Hubris always seems ridiculous, until it’s our own. So here’s mine: I think I know everything. Honestly.

What I don’t know, I assume I can look up or figure out, somehow. Basically, when others offer assistance of some sort, it’s almost always a “No thank you, I can figure it out on my own, thanks!” kind of deal. I value self-reliance over all else, and primarily trust my own judgment, however flawed it might be.

And until recently, I didn’t realize how damaging that mindset was for me — or how limiting.

I don’t think I’m the only one who thinks this way — most people overestimate their understanding of the world at large. Our brains are just wired to have a high-level understanding of things, but not a whole ton of depth. There was a social experiment run that proved just this: random people were asked if they knew how a zipper worked, and most people confidently said yes. They were then further pressed to explain just how a zipper does what it does, and most fell flat or then admitted their understanding of the exact mechanics of it all was limited. Individual knowledge of even the simplest things can be remarkably shallow, not necessarily because people are shallow, but because humans tend to just process things at a need-to-know basis and move on.

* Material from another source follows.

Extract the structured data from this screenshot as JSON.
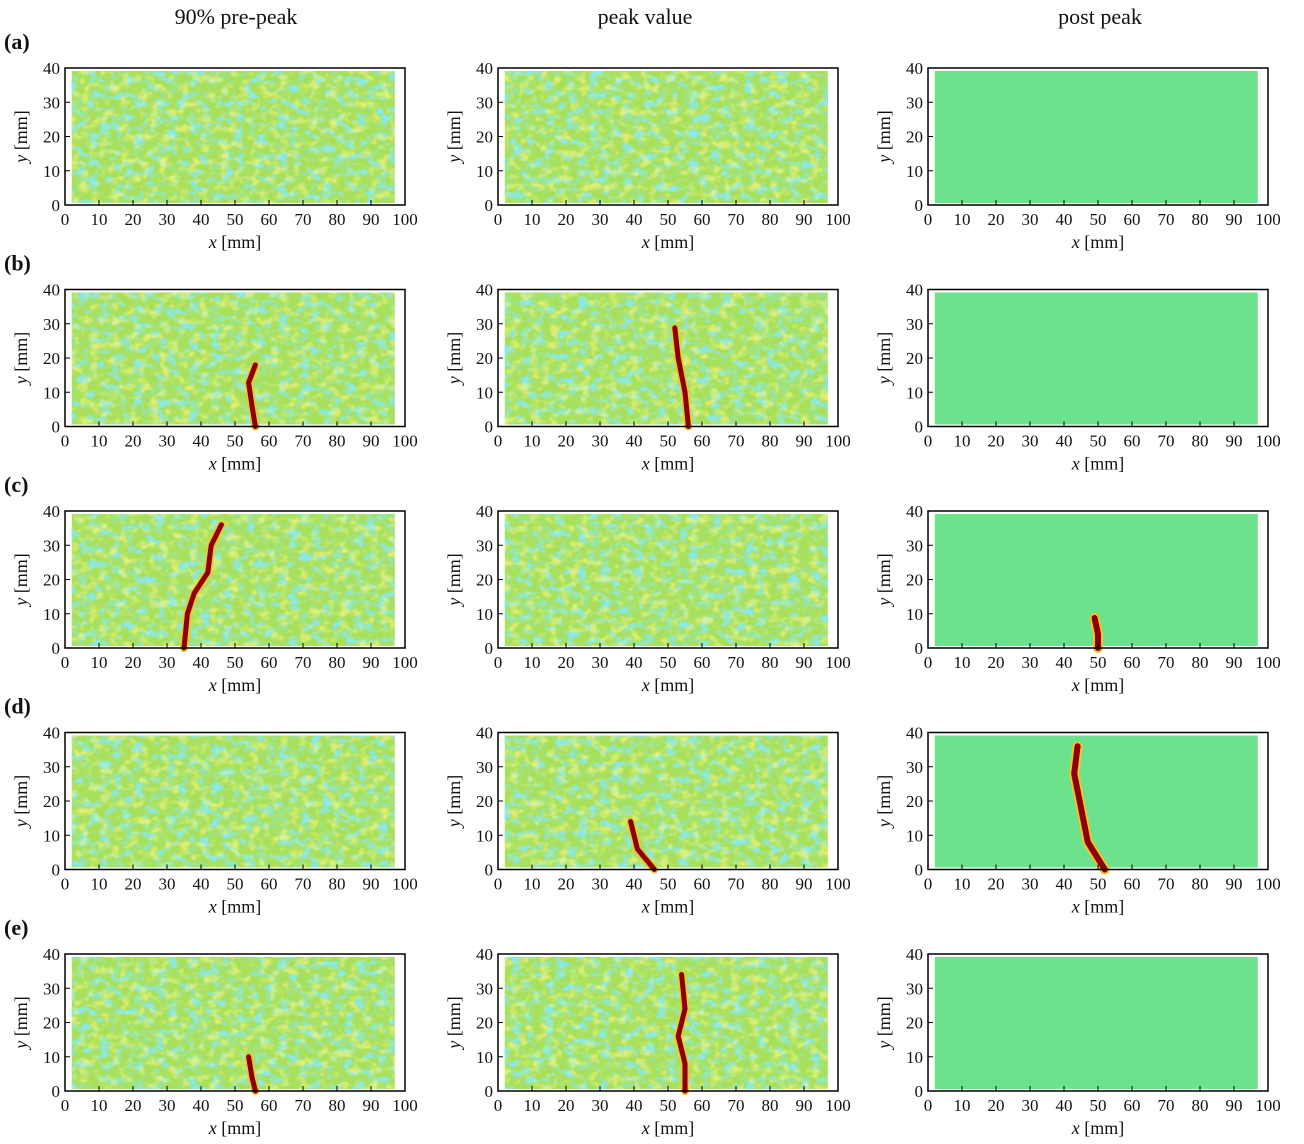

This hidden lack of awareness is compounded further by the fact that, thanks to the Internet, we have more access to information now than ever before. However, having the knowledge and having access to that knowledge are not necessarily synonymous.

This is where group intelligence comes in, i.e., power in numbers — the idea that real knowledge accumulates over time, with lots of people, and with successive generations. It comes, verily, from the saying, ‘standing on the shoulders of giants.’ It’s the way knowledge advanced during the Renaissance, the Industrial Revolution, and every other significant period of advancement in human history.

Group intelligence is a new concept to me, but one that, as of late, I find absolutely fascinating.

Society celebrates individuals, but the truth is amazing things happen in groups. Rounding towards the end of my time here, it feels that, in a sense, I’m sort of done with gathering my own individual knowledge. For once in my life, I’m now really excited to learn from others and see just where that might take me.